Your embeddings are generated, stored, compared, and tested—ready to power insights! Scale with Setup Pinecone Vector Storage for vector databases or explore Social Media Posts with AI for content creation. You’ve mastered embedding generation—keep analyzing and innovating!

FAQ: Common Questions About Generating Embeddings with OpenAI

1. Do I need a paid OpenAI plan to start?

No—free tier ($5 credit) at platform.openai.com—covers ~50 million tokens—explained for its accessibility to beginners.

2. Why use text-embedding-ada-002 specifically?

It’s fast, cost-effective—1536D captures context—newer models (e.g., text-embedding-3) offer more but cost more—explained for its practical balance.

3. What if my corpus is too big for one call?

Split into chunks—8192-token limit—e.g., 5K-word batches—explained for its scalability solution.

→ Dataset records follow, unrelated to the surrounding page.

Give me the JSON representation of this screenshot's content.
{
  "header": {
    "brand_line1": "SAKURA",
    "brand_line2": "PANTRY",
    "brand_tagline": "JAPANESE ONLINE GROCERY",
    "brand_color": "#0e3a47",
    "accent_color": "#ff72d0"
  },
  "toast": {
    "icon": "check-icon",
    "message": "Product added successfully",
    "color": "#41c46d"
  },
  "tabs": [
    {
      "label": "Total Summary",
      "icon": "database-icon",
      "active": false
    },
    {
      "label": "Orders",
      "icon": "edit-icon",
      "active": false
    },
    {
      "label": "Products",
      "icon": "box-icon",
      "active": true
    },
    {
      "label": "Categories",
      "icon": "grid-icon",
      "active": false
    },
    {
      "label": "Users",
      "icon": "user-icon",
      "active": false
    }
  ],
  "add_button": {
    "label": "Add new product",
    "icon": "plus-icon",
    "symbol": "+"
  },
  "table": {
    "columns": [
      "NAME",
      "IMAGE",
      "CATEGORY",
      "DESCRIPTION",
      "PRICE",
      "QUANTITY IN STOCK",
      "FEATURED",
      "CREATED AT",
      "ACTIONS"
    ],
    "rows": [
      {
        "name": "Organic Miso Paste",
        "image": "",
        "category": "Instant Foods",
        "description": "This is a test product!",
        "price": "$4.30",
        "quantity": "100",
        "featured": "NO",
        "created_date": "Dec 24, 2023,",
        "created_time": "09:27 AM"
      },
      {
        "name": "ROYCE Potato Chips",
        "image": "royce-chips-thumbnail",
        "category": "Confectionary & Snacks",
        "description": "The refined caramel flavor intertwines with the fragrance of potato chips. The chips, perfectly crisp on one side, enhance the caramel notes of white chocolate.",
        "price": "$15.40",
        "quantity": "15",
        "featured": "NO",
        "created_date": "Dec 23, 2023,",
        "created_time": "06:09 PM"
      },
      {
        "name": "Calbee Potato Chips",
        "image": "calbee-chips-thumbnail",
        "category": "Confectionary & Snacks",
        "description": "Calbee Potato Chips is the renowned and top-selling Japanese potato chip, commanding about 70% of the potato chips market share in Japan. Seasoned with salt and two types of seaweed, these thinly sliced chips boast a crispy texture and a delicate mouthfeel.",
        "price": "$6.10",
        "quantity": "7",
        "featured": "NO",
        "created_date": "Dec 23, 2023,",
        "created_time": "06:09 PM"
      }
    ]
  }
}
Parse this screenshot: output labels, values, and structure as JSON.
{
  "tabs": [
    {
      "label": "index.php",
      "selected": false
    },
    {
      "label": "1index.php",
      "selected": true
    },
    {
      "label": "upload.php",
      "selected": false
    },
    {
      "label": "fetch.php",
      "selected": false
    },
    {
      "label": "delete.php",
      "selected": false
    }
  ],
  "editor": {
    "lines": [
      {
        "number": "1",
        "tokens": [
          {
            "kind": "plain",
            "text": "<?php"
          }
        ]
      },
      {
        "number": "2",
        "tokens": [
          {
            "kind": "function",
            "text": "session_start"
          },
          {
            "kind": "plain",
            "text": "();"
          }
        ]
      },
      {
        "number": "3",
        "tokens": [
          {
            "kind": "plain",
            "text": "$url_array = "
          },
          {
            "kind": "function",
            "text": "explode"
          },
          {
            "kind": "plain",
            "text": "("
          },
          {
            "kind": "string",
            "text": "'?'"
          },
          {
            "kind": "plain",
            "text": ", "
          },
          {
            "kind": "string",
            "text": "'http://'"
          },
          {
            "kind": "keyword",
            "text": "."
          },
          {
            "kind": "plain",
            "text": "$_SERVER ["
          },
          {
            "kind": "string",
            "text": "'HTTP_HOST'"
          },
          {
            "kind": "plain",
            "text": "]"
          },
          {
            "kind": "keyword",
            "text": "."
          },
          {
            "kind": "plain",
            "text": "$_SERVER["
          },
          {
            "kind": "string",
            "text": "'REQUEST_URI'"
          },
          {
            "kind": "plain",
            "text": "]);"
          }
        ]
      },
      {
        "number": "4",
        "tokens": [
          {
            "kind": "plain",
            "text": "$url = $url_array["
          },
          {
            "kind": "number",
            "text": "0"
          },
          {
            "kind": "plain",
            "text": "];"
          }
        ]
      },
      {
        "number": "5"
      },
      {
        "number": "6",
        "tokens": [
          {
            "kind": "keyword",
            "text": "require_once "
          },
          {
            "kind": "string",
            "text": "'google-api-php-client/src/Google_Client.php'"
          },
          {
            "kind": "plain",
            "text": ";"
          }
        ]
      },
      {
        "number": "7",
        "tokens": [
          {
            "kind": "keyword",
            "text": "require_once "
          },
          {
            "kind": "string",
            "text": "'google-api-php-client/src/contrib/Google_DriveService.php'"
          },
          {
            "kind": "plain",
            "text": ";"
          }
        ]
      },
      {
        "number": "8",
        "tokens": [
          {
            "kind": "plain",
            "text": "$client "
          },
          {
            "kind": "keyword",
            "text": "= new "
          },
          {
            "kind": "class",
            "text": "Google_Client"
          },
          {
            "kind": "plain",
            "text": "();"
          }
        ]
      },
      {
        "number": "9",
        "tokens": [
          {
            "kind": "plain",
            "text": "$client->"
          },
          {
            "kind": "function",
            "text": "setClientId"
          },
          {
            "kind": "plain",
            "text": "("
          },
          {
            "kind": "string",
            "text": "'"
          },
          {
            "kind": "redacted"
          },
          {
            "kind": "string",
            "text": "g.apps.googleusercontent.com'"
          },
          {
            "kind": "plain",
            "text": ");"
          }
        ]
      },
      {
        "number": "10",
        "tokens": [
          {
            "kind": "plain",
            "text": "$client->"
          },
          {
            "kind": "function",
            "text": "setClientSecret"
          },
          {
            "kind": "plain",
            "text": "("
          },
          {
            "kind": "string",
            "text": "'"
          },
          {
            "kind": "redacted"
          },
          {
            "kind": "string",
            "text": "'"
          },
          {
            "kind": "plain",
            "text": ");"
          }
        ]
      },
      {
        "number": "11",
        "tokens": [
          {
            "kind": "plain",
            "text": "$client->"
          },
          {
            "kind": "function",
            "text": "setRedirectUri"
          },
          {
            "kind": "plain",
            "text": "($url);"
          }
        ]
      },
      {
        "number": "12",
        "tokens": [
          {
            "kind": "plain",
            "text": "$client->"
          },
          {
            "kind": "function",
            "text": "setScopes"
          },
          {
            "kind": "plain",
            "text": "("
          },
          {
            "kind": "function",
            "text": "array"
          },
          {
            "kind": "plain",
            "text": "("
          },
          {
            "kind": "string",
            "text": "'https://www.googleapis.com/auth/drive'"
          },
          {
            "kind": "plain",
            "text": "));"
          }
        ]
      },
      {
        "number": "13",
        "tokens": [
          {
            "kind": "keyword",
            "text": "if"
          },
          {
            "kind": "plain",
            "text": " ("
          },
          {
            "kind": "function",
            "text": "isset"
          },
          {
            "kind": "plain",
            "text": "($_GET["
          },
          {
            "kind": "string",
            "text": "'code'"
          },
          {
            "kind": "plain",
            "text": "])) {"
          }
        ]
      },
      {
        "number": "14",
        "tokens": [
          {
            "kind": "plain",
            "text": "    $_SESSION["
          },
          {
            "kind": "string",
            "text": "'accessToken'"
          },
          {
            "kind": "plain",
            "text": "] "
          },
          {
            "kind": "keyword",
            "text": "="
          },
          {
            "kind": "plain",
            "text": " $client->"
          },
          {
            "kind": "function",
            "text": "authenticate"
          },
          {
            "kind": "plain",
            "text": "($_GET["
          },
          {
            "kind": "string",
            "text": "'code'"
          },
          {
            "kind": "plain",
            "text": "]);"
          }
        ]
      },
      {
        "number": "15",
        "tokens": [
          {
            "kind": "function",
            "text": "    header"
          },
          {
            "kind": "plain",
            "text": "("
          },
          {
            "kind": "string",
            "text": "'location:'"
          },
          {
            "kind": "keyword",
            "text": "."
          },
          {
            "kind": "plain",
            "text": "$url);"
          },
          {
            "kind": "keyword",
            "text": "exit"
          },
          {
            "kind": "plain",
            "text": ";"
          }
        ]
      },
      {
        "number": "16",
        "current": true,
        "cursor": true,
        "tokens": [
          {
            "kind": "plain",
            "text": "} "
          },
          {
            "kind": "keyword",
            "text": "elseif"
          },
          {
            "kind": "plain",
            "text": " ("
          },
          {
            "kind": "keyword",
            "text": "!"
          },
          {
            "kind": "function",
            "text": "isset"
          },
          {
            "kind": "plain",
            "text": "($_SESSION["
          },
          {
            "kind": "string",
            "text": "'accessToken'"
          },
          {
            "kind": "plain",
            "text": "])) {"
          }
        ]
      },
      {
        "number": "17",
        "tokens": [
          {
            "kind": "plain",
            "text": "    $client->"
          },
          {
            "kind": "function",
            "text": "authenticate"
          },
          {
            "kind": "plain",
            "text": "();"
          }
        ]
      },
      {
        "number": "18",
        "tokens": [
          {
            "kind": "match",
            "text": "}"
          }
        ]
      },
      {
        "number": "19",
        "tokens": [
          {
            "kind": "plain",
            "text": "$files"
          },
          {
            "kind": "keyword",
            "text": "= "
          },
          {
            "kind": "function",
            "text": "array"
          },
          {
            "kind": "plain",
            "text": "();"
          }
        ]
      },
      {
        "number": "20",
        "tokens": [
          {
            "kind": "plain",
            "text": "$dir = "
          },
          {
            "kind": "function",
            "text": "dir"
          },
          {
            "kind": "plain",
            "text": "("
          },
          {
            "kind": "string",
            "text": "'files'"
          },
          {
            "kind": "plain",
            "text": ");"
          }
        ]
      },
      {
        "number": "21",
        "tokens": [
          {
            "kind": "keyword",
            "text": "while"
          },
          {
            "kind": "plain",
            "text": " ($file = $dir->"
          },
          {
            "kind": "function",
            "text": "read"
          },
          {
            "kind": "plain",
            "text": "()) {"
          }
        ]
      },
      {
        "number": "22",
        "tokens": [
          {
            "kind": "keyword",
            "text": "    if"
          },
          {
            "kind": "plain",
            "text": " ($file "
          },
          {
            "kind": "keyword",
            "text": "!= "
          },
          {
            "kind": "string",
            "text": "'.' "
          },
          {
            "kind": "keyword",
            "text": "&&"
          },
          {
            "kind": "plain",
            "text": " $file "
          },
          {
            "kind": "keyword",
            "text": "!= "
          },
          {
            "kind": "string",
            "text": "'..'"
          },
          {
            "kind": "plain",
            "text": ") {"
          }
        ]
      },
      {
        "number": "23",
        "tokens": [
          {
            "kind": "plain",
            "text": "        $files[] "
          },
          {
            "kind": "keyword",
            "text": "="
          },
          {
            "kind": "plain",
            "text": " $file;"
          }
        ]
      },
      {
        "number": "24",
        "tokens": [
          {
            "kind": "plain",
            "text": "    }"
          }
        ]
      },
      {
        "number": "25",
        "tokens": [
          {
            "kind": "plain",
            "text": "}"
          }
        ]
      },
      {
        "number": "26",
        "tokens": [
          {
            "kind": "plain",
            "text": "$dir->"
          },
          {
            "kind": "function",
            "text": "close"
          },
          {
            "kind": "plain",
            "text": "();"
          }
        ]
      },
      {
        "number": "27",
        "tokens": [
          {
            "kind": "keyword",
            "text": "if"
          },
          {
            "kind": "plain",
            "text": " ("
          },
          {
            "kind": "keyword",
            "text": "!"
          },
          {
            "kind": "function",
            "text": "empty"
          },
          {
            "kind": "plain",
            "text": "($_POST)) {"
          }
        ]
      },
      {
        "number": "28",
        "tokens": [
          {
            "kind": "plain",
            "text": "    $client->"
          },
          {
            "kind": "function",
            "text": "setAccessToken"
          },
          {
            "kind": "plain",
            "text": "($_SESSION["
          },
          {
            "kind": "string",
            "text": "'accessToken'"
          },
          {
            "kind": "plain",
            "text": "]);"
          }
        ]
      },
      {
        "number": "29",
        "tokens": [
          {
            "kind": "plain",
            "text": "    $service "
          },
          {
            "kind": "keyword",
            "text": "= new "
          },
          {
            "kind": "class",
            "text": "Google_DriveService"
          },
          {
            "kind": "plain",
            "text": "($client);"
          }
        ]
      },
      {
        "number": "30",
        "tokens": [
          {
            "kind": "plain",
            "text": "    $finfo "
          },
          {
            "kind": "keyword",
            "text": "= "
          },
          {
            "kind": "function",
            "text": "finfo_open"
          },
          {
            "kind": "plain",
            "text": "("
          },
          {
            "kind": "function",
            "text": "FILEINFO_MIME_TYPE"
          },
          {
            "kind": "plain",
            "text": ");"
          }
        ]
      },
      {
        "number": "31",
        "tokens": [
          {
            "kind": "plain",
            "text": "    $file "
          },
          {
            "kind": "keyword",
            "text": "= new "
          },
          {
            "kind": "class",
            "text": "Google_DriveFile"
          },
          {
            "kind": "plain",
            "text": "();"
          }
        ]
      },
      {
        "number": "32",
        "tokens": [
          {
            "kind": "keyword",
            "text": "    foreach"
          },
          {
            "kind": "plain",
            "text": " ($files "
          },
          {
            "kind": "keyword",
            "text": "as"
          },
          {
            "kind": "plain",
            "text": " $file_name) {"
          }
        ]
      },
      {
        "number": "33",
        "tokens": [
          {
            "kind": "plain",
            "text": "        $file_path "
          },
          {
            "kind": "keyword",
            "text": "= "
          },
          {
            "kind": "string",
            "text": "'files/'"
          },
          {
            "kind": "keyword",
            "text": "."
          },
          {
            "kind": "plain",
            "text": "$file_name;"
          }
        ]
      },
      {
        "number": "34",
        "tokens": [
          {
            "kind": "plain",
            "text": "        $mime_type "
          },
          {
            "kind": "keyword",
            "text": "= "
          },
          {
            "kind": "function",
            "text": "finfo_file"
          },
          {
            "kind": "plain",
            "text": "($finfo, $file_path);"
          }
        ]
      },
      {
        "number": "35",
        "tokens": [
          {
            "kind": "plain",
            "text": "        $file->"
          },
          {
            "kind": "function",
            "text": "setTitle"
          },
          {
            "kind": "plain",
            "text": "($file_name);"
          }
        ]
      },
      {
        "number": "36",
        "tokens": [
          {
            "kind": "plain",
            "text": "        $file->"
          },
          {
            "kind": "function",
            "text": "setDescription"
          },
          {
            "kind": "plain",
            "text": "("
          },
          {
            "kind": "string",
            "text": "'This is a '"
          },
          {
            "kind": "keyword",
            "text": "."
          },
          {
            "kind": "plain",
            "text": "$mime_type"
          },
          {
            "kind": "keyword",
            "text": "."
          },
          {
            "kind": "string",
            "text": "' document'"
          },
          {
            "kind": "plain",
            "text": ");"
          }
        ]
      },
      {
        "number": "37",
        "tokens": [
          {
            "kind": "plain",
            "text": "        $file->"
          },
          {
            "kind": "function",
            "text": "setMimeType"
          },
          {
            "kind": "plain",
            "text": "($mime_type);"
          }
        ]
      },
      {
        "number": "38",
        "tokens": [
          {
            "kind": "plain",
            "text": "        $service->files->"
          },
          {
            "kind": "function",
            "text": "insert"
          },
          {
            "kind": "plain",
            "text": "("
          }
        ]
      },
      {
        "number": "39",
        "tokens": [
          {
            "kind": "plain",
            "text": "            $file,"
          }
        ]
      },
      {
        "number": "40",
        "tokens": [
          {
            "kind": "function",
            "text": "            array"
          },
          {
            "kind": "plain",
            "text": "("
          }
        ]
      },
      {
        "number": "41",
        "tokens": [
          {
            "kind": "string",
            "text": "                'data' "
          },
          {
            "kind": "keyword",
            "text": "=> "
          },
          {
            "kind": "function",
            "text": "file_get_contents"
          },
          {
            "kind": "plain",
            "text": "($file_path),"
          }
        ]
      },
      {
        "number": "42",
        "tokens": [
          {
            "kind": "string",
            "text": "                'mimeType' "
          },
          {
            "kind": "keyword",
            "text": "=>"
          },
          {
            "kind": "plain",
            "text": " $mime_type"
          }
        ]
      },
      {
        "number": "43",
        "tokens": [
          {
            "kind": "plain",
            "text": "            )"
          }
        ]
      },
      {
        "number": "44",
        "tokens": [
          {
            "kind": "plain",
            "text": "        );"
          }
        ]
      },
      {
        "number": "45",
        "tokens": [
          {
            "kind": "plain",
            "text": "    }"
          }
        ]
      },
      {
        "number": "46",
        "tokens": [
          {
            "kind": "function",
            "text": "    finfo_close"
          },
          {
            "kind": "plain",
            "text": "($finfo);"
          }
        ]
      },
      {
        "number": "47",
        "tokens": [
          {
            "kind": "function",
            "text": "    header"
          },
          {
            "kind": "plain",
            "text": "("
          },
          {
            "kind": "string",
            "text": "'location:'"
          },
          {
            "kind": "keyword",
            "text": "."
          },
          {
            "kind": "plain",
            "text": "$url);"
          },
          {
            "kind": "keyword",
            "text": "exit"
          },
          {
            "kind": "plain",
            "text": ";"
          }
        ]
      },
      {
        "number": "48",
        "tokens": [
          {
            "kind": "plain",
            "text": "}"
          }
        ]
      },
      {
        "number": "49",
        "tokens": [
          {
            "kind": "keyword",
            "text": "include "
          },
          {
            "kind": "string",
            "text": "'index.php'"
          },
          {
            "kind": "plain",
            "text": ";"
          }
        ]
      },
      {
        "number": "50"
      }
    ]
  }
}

4. How does cosine similarity differ from other metrics?

Angle-based—focuses direction (meaning), not magnitude—unlike Euclidean—see SciPy Spatial Distance—explained for its semantic focus.

5. Can I store embeddings differently?

Yes—CSV, HDF5—NumPy’s .npy is fast, compact—explained for its storage options.

6. Why test with tech terms like “while loop”?

Validates domain accuracy—e.g., loops should align—ensures technical relevance—explained for its quality assurance purpose.

Your embedding questions answered—generate with confidence!